La otra coincidencia tiene que ver con la cronología historiográfica. Hace exactamente 70 años se publicó la obra del historiador Arturo Morales Carrión, Puerto Rico and the Non Hispanic Caribbean. A Study in the Decline of Spanish Exclusivism. Pasaron 43 años hasta que en 1995 se publicó en español, proyecto promovido por el Centro de Investigaciones Históricas (CIH) de la Universidad de Puerto Rico, Recinto de Río Piedras. Esperemos que no pase tanto tiempo para que veamos publicado, a su vez, Atlantic Island Puerto Rico.
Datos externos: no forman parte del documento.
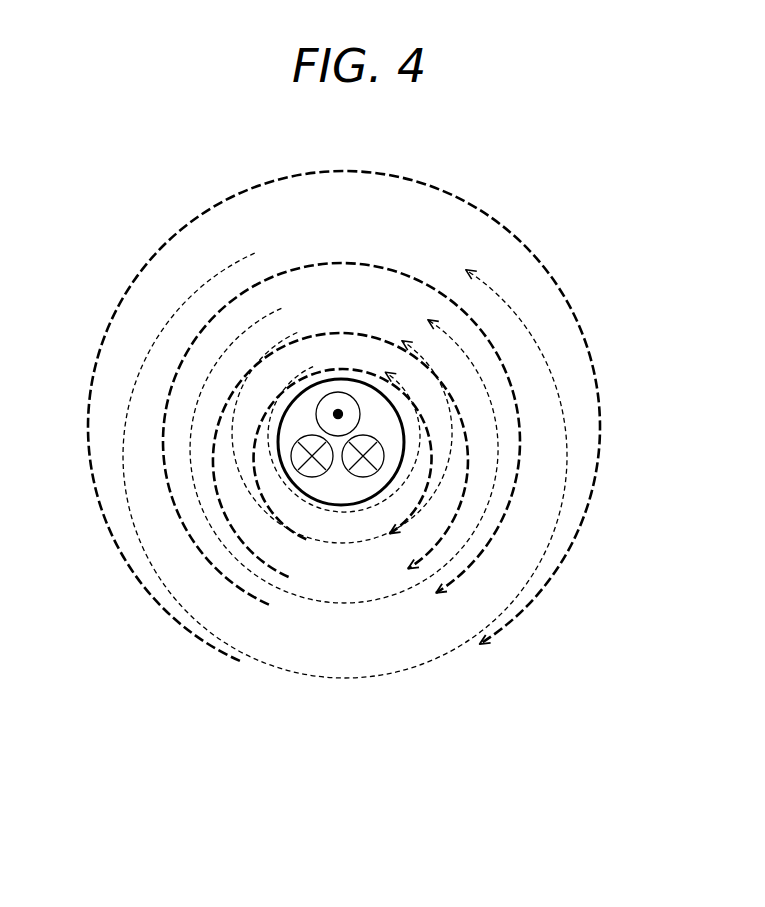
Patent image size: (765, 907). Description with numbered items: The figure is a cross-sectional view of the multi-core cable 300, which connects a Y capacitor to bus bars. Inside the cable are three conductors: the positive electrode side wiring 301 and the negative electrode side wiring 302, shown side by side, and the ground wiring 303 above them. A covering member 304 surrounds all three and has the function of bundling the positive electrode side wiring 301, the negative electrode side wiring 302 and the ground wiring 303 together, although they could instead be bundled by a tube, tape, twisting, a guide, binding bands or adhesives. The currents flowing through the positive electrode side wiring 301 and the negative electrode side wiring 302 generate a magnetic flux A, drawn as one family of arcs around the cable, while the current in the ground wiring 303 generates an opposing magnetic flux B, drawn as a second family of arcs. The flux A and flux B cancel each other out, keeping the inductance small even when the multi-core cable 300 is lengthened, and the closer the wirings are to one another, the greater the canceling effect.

En el mundo contemporáneo en que el inglés es el vehículo de comunicación global, publicar en ese idioma es una necesidad cultural.
Si Morales Carrión contribuyó a sacar a Puerto Rico de su cascarón insular relacionándolo a su entorno inmediato y estratégico militar del Caribe, Wolff lo ha reubicado y reinterpretado en su dimensión mayor y estratégica económica del Atlántico. Para que esto sucediera, subrayo, hemos tenido que esperar siete décadas.
Caribe y Atlántico, por supuesto, no se trata de mar y océano, que se presentan como condiciones imponentes pero no como factores determinantes del desarrollo de la sociedad. Lo decisivo es lo que transita o se permite navegar y se interconecta históricamente a través de estos medios marítimos, en el caso que nos ocupa en los siglos 16 y 17.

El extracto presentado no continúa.